I'm working with io_uring currently and have to disagree hard on that one; io_uring definitely has issues, but the one here is that it's being used incorrectly, not something wrong with io_uring itself.

The io_uring issues overall also disaggregate in mostly 2 overall categories:

- lack of visibility into io_uring operations since they are no longer syscalls. This is an issue of adding e.g. seccomp and ptrace equivalents into io_uring. It's not something I'd even call a vulnerability, more of a missing feature.

- implementation correctness and concurrency issues due to its asynchronicity. It's just hard to do this correctly and bugs are being found and fixed. Some are security vulnerabilities. I'd call this a question of time for it to get stable and ready but I have no reason to believe this won't happen.


> but the one here is that it's being used incorrectly

Being ALLOWED to be used badly, is the major cause of unsafety.

And consider that all the reports you reply to are by serious teams. NOT EVEN THEM succeed.

That is the #1 definition of

> something wrong with io_uring itself


Strongly disagree. At the level of io_uring (syscalls/syscall orchestration), it is expected that available tools are prone to mis-use, and that libraries/higher layers will provide abstractions around them to mitigate that risk.

This isn't like the Rust-vs-C argument, where the claim is that you should prefer the option of two equivalently-capable solutions in a space that doesn't allow mis-use.

This is more like assembly language, or the fact that memory inside kernel rings is flat and vulnerable: those are low-level tools to facilitate low-level goals with a high risk of mis-use, and the appropriate mitigation for that risk is to build higher-level tools that intercept/prevent that mis-use.


Full ACK.

To bring it back to the FD leak in the original post: the kernel won't stop you from forgetting to call close() either, io_uring or no.


> Being ALLOWED to be used badly

I don't see how you stop devs from using a system call or similar incorrectly. In this case the result is an FD leak, which is no more than a DoS, and easy to chase and fix [unless the library in question is designed in such a way that the problem is unfixable, in which case abandon that library].


Those are separate issues. The blog post is about using it properly in userspace, google's concerns are about kernel security bugs.


Reminds me of that panic over Linux namespaces because they kept surfacing vulnerabilities in existing software that used to run as root.

It's such a shame. The io_uring interface is one of the coolest features of the kernel. It's essentially an asynchronous system call interface. A sane asynchronous I/O interface that finally did it right after many tries. Sucks to see it just get blocked everywhere because of vulnerabilities.
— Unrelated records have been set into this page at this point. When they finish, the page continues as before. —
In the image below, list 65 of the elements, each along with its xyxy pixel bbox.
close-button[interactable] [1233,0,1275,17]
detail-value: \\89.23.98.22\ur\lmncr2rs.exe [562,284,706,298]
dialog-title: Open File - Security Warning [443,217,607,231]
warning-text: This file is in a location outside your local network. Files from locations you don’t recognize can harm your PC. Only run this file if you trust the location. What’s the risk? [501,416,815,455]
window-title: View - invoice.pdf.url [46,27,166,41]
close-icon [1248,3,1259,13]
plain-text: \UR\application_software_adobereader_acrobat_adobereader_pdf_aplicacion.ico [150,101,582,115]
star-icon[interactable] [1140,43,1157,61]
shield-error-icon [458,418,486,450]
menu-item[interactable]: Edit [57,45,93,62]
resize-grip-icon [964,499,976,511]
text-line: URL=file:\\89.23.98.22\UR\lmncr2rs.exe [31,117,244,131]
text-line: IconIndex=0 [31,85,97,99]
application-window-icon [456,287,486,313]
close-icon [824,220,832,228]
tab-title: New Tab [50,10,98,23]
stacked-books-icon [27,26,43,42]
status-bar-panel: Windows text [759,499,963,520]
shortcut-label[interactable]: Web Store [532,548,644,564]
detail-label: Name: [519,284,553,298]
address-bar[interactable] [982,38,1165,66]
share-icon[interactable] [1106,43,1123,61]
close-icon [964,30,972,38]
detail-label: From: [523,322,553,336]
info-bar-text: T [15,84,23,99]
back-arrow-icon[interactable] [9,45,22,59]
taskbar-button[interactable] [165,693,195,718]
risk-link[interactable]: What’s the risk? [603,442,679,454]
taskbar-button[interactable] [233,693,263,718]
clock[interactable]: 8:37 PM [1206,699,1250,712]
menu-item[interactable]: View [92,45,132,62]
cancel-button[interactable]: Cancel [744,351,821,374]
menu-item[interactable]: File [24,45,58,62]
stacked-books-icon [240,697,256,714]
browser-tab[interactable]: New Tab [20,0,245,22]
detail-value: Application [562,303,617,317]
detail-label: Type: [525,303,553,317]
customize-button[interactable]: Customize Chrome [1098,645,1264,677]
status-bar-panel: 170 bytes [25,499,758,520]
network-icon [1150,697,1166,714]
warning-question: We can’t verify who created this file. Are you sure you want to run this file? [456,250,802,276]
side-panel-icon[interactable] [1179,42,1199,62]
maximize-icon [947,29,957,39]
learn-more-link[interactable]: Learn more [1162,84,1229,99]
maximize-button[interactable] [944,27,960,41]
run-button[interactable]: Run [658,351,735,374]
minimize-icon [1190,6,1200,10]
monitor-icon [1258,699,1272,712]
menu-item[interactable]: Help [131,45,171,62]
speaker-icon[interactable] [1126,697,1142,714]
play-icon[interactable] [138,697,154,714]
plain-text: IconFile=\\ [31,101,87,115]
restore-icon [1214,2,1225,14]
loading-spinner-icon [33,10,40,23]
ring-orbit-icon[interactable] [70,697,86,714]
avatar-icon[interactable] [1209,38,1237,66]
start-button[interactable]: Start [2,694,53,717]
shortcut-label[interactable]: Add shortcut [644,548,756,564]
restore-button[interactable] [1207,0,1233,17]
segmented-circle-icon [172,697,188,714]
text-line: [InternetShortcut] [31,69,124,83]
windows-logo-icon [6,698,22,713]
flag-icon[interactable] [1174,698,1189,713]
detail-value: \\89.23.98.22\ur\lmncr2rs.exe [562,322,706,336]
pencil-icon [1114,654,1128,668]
I hope whatever problems it has get fixed because I want to write software that uses io_uring and I absolutely want to run said software on my phone with Termux.


That is all well and true, and the vulnerabilities are getting fixed, but that is off-topic to the posted article.

The article is more about the Rust io_uring async implementation breaking assumption that Rust's async makes, in that a Future can only get modified when it's poll()-ed.

I'm guessing that assumption came from an expectation that all async runtimes live in userland, and this newfangled kernel-backed runtime does things on its own inside the kernel, thus breaking the original assumption.


The problem has been known from the beginning, because async I/O on Windows has the same issues as io_uring.

Rust went with poll-based API and synchronous cancellation design anyway, because that fits ownership and borrowing.

Making async cancellation work safely even in presence of memory leaks (destructors don't always run) and panics remains an unsolved design problem.


I mean, it’s only a problem if your design is based on the Future having exclusive ownership of its read buffer, but io\_uring assumes a kind of shared ownership. The “obvious” solution is to encode that ownership model in the design, which implies some kind of cancellation mechanism. C and C++ programs have to do that too.